Modules
Base Classes
- class Recognizer(**kwargs)
Bases:
ModuleAbstract class for modules that perform reference recognition.
These modules identify potential references (place names) in text. They are completely database-agnostic and operate only on raw text data.
- NAME: str = None
- abstract predict(texts: List[str]) List[List[Tuple[int, int]] | None]
Predict references in multiple document texts.
This abstract method must be implemented by child classes.
- Parameters:
texts – List of document text strings to process
- Returns:
A list where each element corresponds to one document at the same index in the input list. Each element is either a list of (start, end) tuples containing positions of references found in the document, or None to indicate that predictions are not available for that document (e.g., unsupported language, missing data, etc.).
- class Resolver(**kwargs)
Bases:
ModuleAbstract class for modules that perform reference resolution.
These modules link recognized references to specific referents in a gazetteer. They are completely database-agnostic and operate only on raw text data.
- NAME: str = None
- abstract predict(texts: List[str], references: List[List[Tuple[int, int]]]) List[List[Tuple[str, str] | None]]
Predict referents for multiple references across multiple documents.
This abstract method must be implemented by child classes.
- Parameters:
texts – List of document text strings
references – List of lists of tuples containing (start, end) positions of references. Each inner list corresponds to references in one document at the same index in texts.
- Returns:
A list of lists where each inner list corresponds to referents for references in one document. Each element at position [i][j] is the referent (or None) for the reference at position [i][j] in the input. Each element is either a tuple (gazetteer_name, identifier) for a successfully resolved reference, or None to indicate that prediction is not available for that specific reference (e.g., missing data, unsupported format, etc.). The gazetteer_name identifies which gazetteer the identifier refers to, and the identifier is the value used to identify the referent in that gazetteer.
Recognizers
- class SpacyRecognizer(model_name: str = 'en_core_web_sm', entity_types: List[str] = ['FAC', 'GPE', 'LOC'])
Bases:
RecognizerA recognition module that uses spaCy to identify references in document text.
This module identifies location-based named entities like GPE (geopolitical entity), LOC (location), and FAC (facility) as potential references.
- NAME: str = 'SpacyRecognizer'
- fit(texts: List[str], references: List[List[Tuple[int, int]]], output_path: str | Path, epochs: int = 10, batch_size: int = 8, dropout: float = 0.1, learning_rate: float = 0.001) None
Fine-tune the spaCy NER model using documents with reference annotations. This method gathers all references from the provided documents and uses them to create training examples for fine-tuning the underlying spaCy NER model.
- Parameters:
texts – List of document text strings
references – List of lists of (start, end) position tuples
output_path – Directory path to save the fine-tuned model
epochs – Number of training epochs (default: 10)

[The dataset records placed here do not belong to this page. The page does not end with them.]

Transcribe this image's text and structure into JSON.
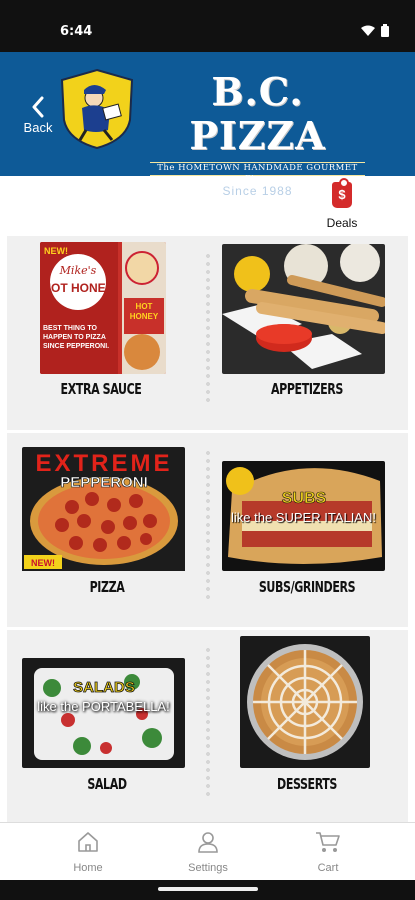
{
  "status": {
    "time": "6:44"
  },
  "header": {
    "back_label": "Back",
    "brand_name": "B.C. PIZZA",
    "tagline": "The HOMETOWN HANDMADE GOURMET Pizza",
    "since": "Since 1988",
    "accent_color": "#0e5a97",
    "badge_color": "#f2d21b"
  },
  "deals": {
    "label": "Deals",
    "icon": "price-tag-icon"
  },
  "menu": {
    "items": [
      {
        "caption": "EXTRA SAUCE",
        "image": "hot-honey-promo-image",
        "promo_new": "NEW!",
        "promo_brand": "Mike's",
        "promo_title": "HOT HONEY",
        "promo_text": "BEST THING TO HAPPEN TO PIZZA SINCE PEPPERONI.",
        "promo_side": "HOT HONEY"
      },
      {
        "caption": "APPETIZERS",
        "image": "breadsticks-image"
      },
      {
        "caption": "PIZZA",
        "image": "extreme-pepperoni-image",
        "promo_title": "EXTREME",
        "promo_sub": "PEPPERONI",
        "promo_new": "NEW!"
      },
      {
        "caption": "SUBS/GRINDERS",
        "image": "subs-image",
        "promo_title": "SUBS",
        "promo_text": "like the SUPER ITALIAN!"
      },
      {
        "caption": "SALAD",
        "image": "salads-image",
        "promo_title": "SALADS",
        "promo_text": "like the PORTABELLA!"
      },
      {
        "caption": "DESSERTS",
        "image": "dessert-pizza-image"
      }
    ]
  },
  "tabs": [
    {
      "label": "Home",
      "icon": "home-icon"
    },
    {
      "label": "Settings",
      "icon": "user-icon"
    },
    {
      "label": "Cart",
      "icon": "cart-icon"
    }
  ]
}
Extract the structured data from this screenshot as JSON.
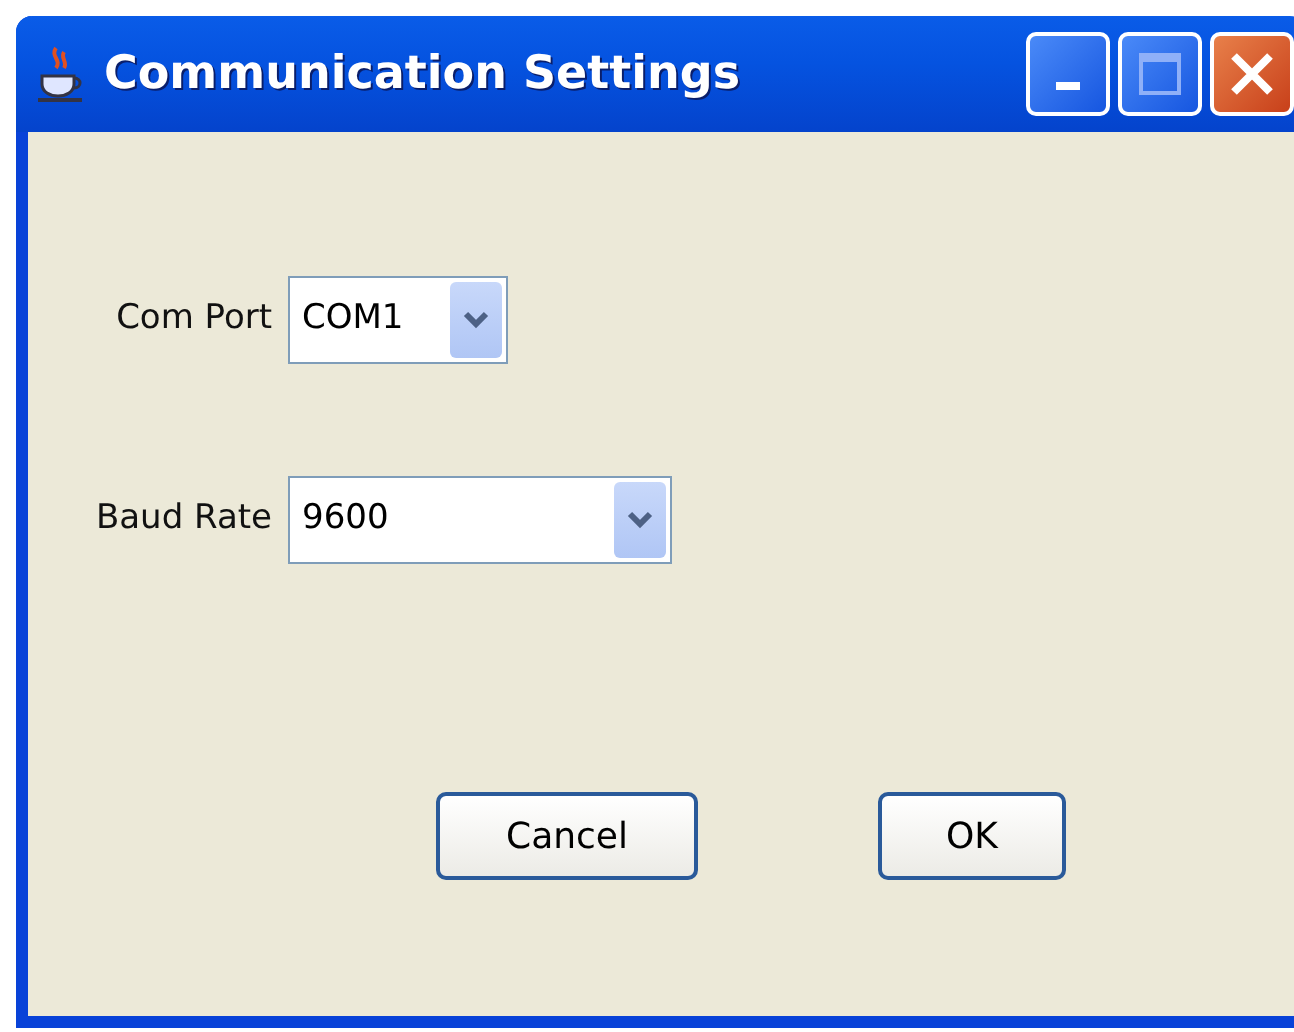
{
  "window": {
    "title": "Communication Settings"
  },
  "fields": [
    {
      "label": "Com Port",
      "value": "COM1"
    },
    {
      "label": "Baud Rate",
      "value": "9600"
    }
  ],
  "buttons": [
    "Cancel",
    "OK"
  ]
}
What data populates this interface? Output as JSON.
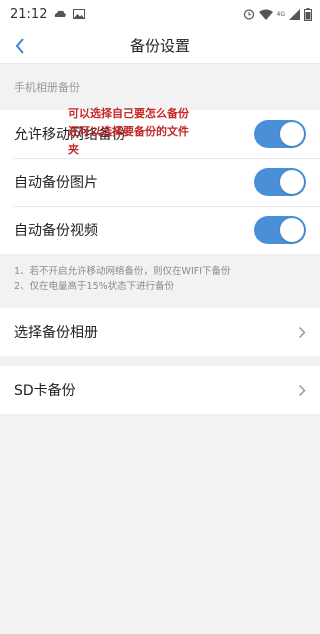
{
  "status_bar": {
    "time": "21:12",
    "left_icons": [
      "cloud-icon",
      "image-icon"
    ],
    "right_icons": [
      "alarm-icon",
      "wifi-icon",
      "cell-signal-icon",
      "battery-icon"
    ],
    "network": "4G"
  },
  "nav": {
    "title": "备份设置"
  },
  "section": {
    "header": "手机相册备份"
  },
  "settings": [
    {
      "label": "允许移动网络备份",
      "enabled": true
    },
    {
      "label": "自动备份图片",
      "enabled": true
    },
    {
      "label": "自动备份视频",
      "enabled": true
    }
  ],
  "notes": [
    "1、若不开启允许移动网络备份，则仅在WIFI下备份",
    "2、仅在电量高于15%状态下进行备份"
  ],
  "links": [
    {
      "label": "选择备份相册"
    },
    {
      "label": "SD卡备份"
    }
  ],
  "annotation": {
    "text": "可以选择自己要怎么备份还可以选择要备份的文件夹"
  },
  "colors": {
    "accent": "#4a90d9",
    "annotation": "#c62828"
  }
}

batch_size – Training batch size (default: 8)
dropout – Dropout rate for training (default: 0.1)
learning_rate – Learning rate for training (default: 0.001)
- Raises:
ValueError – If no training examples can be created from the provided documents
- predict(texts: List[str]) List[List[Tuple[int, int]] | None]
Identify references (location entities) in multiple document texts using spaCy.
- Parameters:
texts – List of document text strings to process
- Returns:
A list where each element corresponds to one document at the same index in the input list. Each element is either a list of (start, end) tuples containing positions of references found in the document, or None if predictions are not available for that document.
Resolvers
- class SentenceTransformerResolver(model_name: str = 'dguzh/geo-all-MiniLM-L6-v2', gazetteer_name: str = 'geonames', min_similarity: float = 0.6, max_tiers: int = 3, attribute_map: dict = None)
Bases:
ResolverA resolver that uses SentenceTransformer to map reference contexts to gazetteer candidates.
This resolver extracts contextual information around each reference, generates embeddings for the context, retrieves candidate features from the gazetteer, generates location descriptions and embeddings for candidates, and finds the best match using cosine similarity.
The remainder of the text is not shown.